Zen Platforming
Download Size: 300 MB
Time Played: 4 hrs.
Gardens Unlocked: 12/15
Global Ranking (2/5/12): 18th
What I'd Pay: $10
Steam Price (2/5/12): $10
PixelJunk Eden turns a lot of platforming mainstays on their head. Instead of rich colors, it uses 3-4, with the neon plants/ground contrasting with the psychedelic background. Instead of cheery game tunes, slow electronica issues forth from your speakers. Time, not the enemies, is your biggest foe. And you have to pull off combos and gather spores to create your platforms.
You play a Spiderman proxy in an abstract oversized garden. You can leap great heights, cling to any surface, and even swing around a plant by connecting a silk thread and leaping off. In each Garden (Stage), there are 5 MacGuffins to find. However, there's no path to them at first; you need to grow plants for platforms and footholds to go further up and around the environment. You grow plants by bursting the pollen constantly floating across the level and collecting the spores they release, which then fill up the nearest seeds. When the seeds are full, a new plant will sprout from it when you touch it. Sound simple?
Well, the whole time you're gathering pollen, your health is slowly draining. Health packs are also limited, so although there isn't a strict timer, there's always some pressure to advance faster. How do you do that? Combos. The more pollen you burst without latching onto a surface, the more spores they release.

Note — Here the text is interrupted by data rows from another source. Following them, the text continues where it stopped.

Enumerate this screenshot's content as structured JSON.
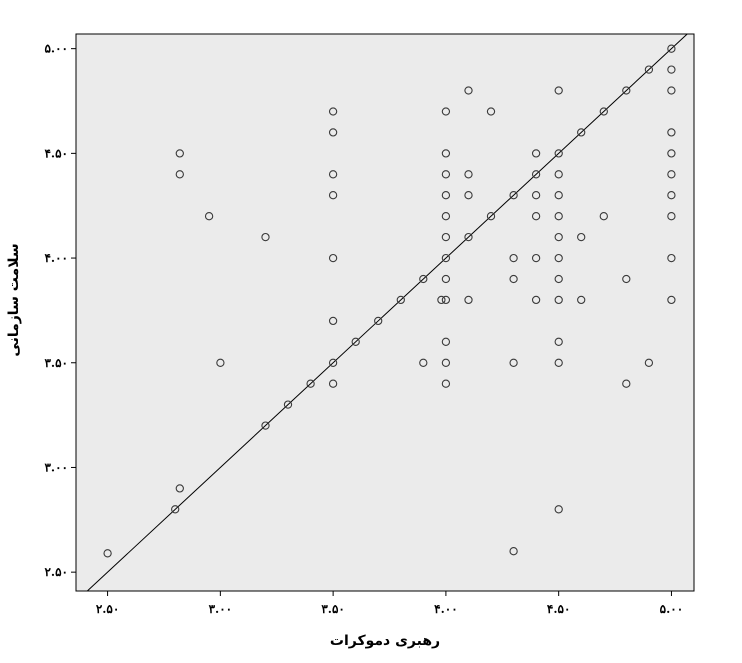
{
  "chart_data": {
    "type": "scatter",
    "xlabel": "رهبری دموکرات",
    "ylabel": "سلامت سازمانی",
    "xlim": [
      2.36,
      5.1
    ],
    "ylim": [
      2.41,
      5.07
    ],
    "x_ticks": [
      2.5,
      3.0,
      3.5,
      4.0,
      4.5,
      5.0
    ],
    "x_tick_labels": [
      "۲.۵۰",
      "۳.۰۰",
      "۳.۵۰",
      "۴.۰۰",
      "۴.۵۰",
      "۵.۰۰"
    ],
    "y_ticks": [
      2.5,
      3.0,
      3.5,
      4.0,
      4.5,
      5.0
    ],
    "y_tick_labels": [
      "۲.۵۰",
      "۳.۰۰",
      "۳.۵۰",
      "۴.۰۰",
      "۴.۵۰",
      "۵.۰۰"
    ],
    "reference_line": "y = x",
    "grid": false,
    "points": [
      [
        2.5,
        2.59
      ],
      [
        2.8,
        2.8
      ],
      [
        2.82,
        2.9
      ],
      [
        2.82,
        4.5
      ],
      [
        2.82,
        4.4
      ],
      [
        2.95,
        4.2
      ],
      [
        3.0,
        3.5
      ],
      [
        3.2,
        3.2
      ],
      [
        3.2,
        4.1
      ],
      [
        3.3,
        3.3
      ],
      [
        3.4,
        3.4
      ],
      [
        3.5,
        3.4
      ],
      [
        3.5,
        3.5
      ],
      [
        3.5,
        3.7
      ],
      [
        3.5,
        4.0
      ],
      [
        3.5,
        4.3
      ],
      [
        3.5,
        4.4
      ],
      [
        3.5,
        4.6
      ],
      [
        3.5,
        4.7
      ],
      [
        3.6,
        3.6
      ],
      [
        3.7,
        3.7
      ],
      [
        3.8,
        3.8
      ],
      [
        3.9,
        3.5
      ],
      [
        3.9,
        3.9
      ],
      [
        3.98,
        3.8
      ],
      [
        4.0,
        3.4
      ],
      [
        4.0,
        3.5
      ],
      [
        4.0,
        3.6
      ],
      [
        4.0,
        3.8
      ],
      [
        4.0,
        3.9
      ],
      [
        4.0,
        4.0
      ],
      [
        4.0,
        4.1
      ],
      [
        4.0,
        4.2
      ],
      [
        4.0,
        4.3
      ],
      [
        4.0,
        4.4
      ],
      [
        4.0,
        4.5
      ],
      [
        4.0,
        4.7
      ],
      [
        4.1,
        3.8
      ],
      [
        4.1,
        4.1
      ],
      [
        4.1,
        4.3
      ],
      [
        4.1,
        4.4
      ],
      [
        4.1,
        4.8
      ],
      [
        4.2,
        4.2
      ],
      [
        4.2,
        4.7
      ],
      [
        4.3,
        2.6
      ],
      [
        4.3,
        3.5
      ],
      [
        4.3,
        3.9
      ],
      [
        4.3,
        4.0
      ],
      [
        4.3,
        4.3
      ],
      [
        4.4,
        3.8
      ],
      [
        4.4,
        4.0
      ],
      [
        4.4,
        4.2
      ],
      [
        4.4,
        4.3
      ],
      [
        4.4,
        4.4
      ],
      [
        4.4,
        4.5
      ],
      [
        4.5,
        2.8
      ],
      [
        4.5,
        3.5
      ],
      [
        4.5,
        3.6
      ],
      [
        4.5,
        3.8
      ],
      [
        4.5,
        3.9
      ],
      [
        4.5,
        4.0
      ],
      [
        4.5,
        4.1
      ],
      [
        4.5,
        4.2
      ],
      [
        4.5,
        4.3
      ],
      [
        4.5,
        4.4
      ],
      [
        4.5,
        4.5
      ],
      [
        4.5,
        4.8
      ],
      [
        4.6,
        3.8
      ],
      [
        4.6,
        4.1
      ],
      [
        4.6,
        4.6
      ],
      [
        4.7,
        4.2
      ],
      [
        4.7,
        4.7
      ],
      [
        4.8,
        3.4
      ],
      [
        4.8,
        3.9
      ],
      [
        4.8,
        4.8
      ],
      [
        4.9,
        3.5
      ],
      [
        4.9,
        4.9
      ],
      [
        5.0,
        3.8
      ],
      [
        5.0,
        4.0
      ],
      [
        5.0,
        4.2
      ],
      [
        5.0,
        4.3
      ],
      [
        5.0,
        4.4
      ],
      [
        5.0,
        4.5
      ],
      [
        5.0,
        4.6
      ],
      [
        5.0,
        4.8
      ],
      [
        5.0,
        4.9
      ],
      [
        5.0,
        5.0
      ]
    ]
  }
}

The more spores you gather, the quicker seeds mature. It's an excellent way to encourage comboing "enemies" (most of the pollen doesn't attack) and getting into a groove.

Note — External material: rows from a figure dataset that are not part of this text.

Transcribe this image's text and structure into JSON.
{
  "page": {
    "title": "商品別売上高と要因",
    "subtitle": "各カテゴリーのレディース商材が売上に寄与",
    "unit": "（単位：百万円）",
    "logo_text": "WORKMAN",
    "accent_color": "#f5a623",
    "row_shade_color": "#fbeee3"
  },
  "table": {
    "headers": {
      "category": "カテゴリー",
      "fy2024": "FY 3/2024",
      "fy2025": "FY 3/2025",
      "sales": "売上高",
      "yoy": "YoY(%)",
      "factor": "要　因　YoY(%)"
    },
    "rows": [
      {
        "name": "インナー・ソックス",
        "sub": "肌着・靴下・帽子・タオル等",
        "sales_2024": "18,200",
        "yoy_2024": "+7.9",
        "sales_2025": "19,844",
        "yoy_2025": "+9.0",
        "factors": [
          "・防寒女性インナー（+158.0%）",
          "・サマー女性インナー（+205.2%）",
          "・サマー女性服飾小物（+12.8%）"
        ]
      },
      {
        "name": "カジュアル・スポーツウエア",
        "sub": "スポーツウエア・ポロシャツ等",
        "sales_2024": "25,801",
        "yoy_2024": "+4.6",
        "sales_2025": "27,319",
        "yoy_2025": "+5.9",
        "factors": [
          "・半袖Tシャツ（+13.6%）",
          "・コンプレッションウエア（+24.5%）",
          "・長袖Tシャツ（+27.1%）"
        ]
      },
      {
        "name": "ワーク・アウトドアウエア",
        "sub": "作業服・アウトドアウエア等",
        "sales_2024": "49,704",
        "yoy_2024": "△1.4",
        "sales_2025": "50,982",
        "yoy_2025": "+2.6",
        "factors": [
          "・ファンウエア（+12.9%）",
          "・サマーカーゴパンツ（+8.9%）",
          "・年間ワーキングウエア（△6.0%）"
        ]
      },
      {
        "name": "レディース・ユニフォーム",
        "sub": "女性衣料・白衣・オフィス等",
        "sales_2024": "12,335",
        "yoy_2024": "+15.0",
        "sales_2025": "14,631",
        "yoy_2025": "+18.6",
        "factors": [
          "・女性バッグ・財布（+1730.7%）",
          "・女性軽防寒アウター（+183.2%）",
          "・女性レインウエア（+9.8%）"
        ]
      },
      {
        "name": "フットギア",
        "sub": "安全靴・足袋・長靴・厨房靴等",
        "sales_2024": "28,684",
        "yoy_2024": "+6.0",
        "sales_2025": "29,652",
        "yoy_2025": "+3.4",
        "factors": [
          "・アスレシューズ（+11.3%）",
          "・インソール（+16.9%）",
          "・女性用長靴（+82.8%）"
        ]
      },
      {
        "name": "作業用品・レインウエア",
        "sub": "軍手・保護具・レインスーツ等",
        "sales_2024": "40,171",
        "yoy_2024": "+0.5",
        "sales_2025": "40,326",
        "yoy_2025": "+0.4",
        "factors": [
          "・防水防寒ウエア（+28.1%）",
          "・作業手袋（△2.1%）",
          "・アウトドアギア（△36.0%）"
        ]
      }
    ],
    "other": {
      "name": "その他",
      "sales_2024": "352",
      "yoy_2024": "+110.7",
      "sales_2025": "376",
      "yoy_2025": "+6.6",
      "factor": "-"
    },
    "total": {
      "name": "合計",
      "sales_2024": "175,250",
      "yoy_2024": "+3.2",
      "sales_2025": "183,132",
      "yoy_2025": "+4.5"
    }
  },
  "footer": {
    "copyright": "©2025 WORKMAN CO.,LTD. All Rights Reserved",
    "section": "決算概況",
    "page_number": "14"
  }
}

The whole game encourages that groove, a slow, steady cycle of reaching a new area, bursting pollen, activating seeds, walking that fine line between dying from delaying and screwing up from being too hasty, alternating between relaxing and tense. It feels more like a pure platformer than a typical platformer, something abstract that still nails the basics with grace.
Don't worry about the control scheme getting screwed up in the port, either; I couldn't tell it was originally made for a game pad. You use your mouse to point the direction you want him to jump, and he leaps through plants as long as you hold the jump button; the moment you let go of it, he latches onto the next surface he touches. How did the PS3 pull off this kind of "jump in any direction" so fluidly? Could it? I find it hard to believe the original could handle as well as this port.
Alright, so it's got great controls and a good premise, but how long does it keep your interest? Longer than I expected; after the initial Gardens, it starts throwing more challenging layouts at you, and even a few Garden-specific variants. The Frog Garden has you catapulting from crevice to crevice, while Garden 9 combines floating mines with a lot of ceiling traversal. One Garden has occasional gusts of wind, while another changes gravity on you. My favorite was Garden 8, which catapults you to the top from the start; the challenge is making your way down through the world without falling. They make world layouts memorable.
I'm honestly disappointed so few people are playing this, I'm already in the Top 25 of the global charts. This is one of the most interesting platformers I've seen in years and an excellent port to boot; it deserves a bigger audience than this.